In a statement on Weibo, Tao said Tesla follows identical supplier selection criteria across all of its major manufacturing hubs, including the U.S., China and Europe. She emphasized that suppliers are chosen strictly on quality, total cost, technical maturity and long-term stability. According to her, country of origin does not play any role in excluding suppliers, which is seen as a direct challenge to claims that Tesla had begun reducing the use of China-made components for U.S.-built vehicles, Tesla investor and influencer Sawyer Merritt posted on X.
Tao framed Tesla’s sourcing approach as consistent worldwide, rejecting the idea that the company was imposing political filters on its procurement decisions. She said that supplier origin “does not constitute an exclusion criterion.”

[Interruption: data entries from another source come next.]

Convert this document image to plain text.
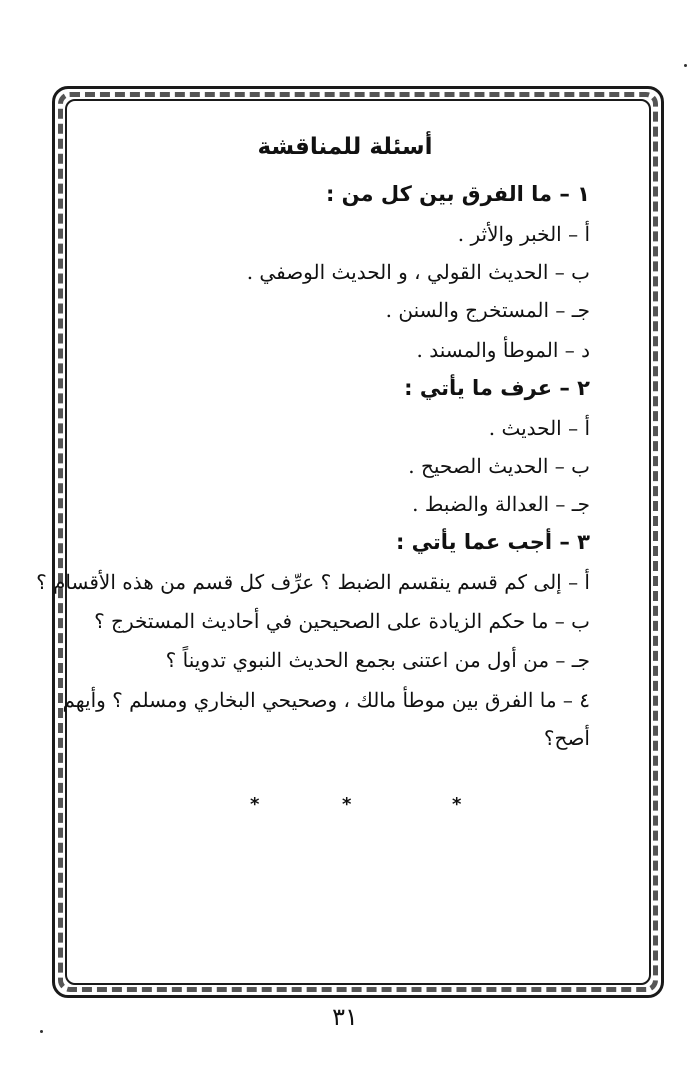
أسئلة للمناقشة
١ – ما الفرق بين كل من :
أ – الخبر والأثر .
ب – الحديث القولي ، و الحديث الوصفي .
جـ – المستخرج والسنن .
د – الموطأ والمسند .
٢ – عرف ما يأتي :
أ – الحديث .
ب – الحديث الصحيح .
جـ – العدالة والضبط .
٣ – أجب عما يأتي :
أ – إلى كم قسم ينقسم الضبط ؟ عرِّف كل قسم من هذه الأقسام ؟
ب – ما حكم الزيادة على الصحيحين في أحاديث المستخرج ؟
جـ – من أول من اعتنى بجمع الحديث النبوي تدويناً ؟
٤ – ما الفرق بين موطأ مالك ، وصحيحي البخاري ومسلم ؟ وأيهم
أصح؟
*	*	*
٣١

Tao spotlighted what she called the strength of “Chinese intelligent manufacturing,” crediting the Shanghai Gigafactory with giving domestic consumers access to the “lowest price in the world” for the Model 3 and Model Y. She noted that Tesla works with more than 400 supply chain partners in mainland China and has introduced over 60 of those companies into Tesla’s broader global procurement system.
She said the factory’s efficiency and cost structure enable Tesla to achieve high quality, strong productivity and competitive pricing, which benefits consumers not only in China but also in the Asia-Pacific and European markets that receive Shanghai-built exports.
A previous report from The Wall Street Journal claimed Tesla had started weaning its US-made cars off China-sourced parts. This change has been attributed to increased tariffs on Chinese goods and to ongoing supply chain issues that first emerged during the pandemic. It stated Tesla had already completed the swap for some parts and was working to complete the rest within one or two years. The report also said the company had encouraged several China-based suppliers to establish operations in Mexico and Southeast Asia to mitigate tariff risk and ensure more stable sourcing.
It added that fresh tension over automotive chips, including China’s temporary block on exporting Nexperia semiconductors used in lighting and electronics, had intensified Tesla’s urgency to diversify. The report further said Tesla had stopped using China-made LFP batteries in U.S. models after they lost eligibility for EV tax credits and became subject to tariff complications, prompting Tesla to pursue domestic LFP production in Nevada.
On Stocktwits, retail sentiment for Tesla flipped to ‘bullish’ from ‘neutral’ on Wednesday amid ‘low’ message volume.

One bullish user expects the stock to “open lower like $423 ish then break $430.”
Another user said, “time to pump this to $500 by end of year. Friday will be huge. Get it to $440.”
Tesla’s stock has risen 6% so far in 2025.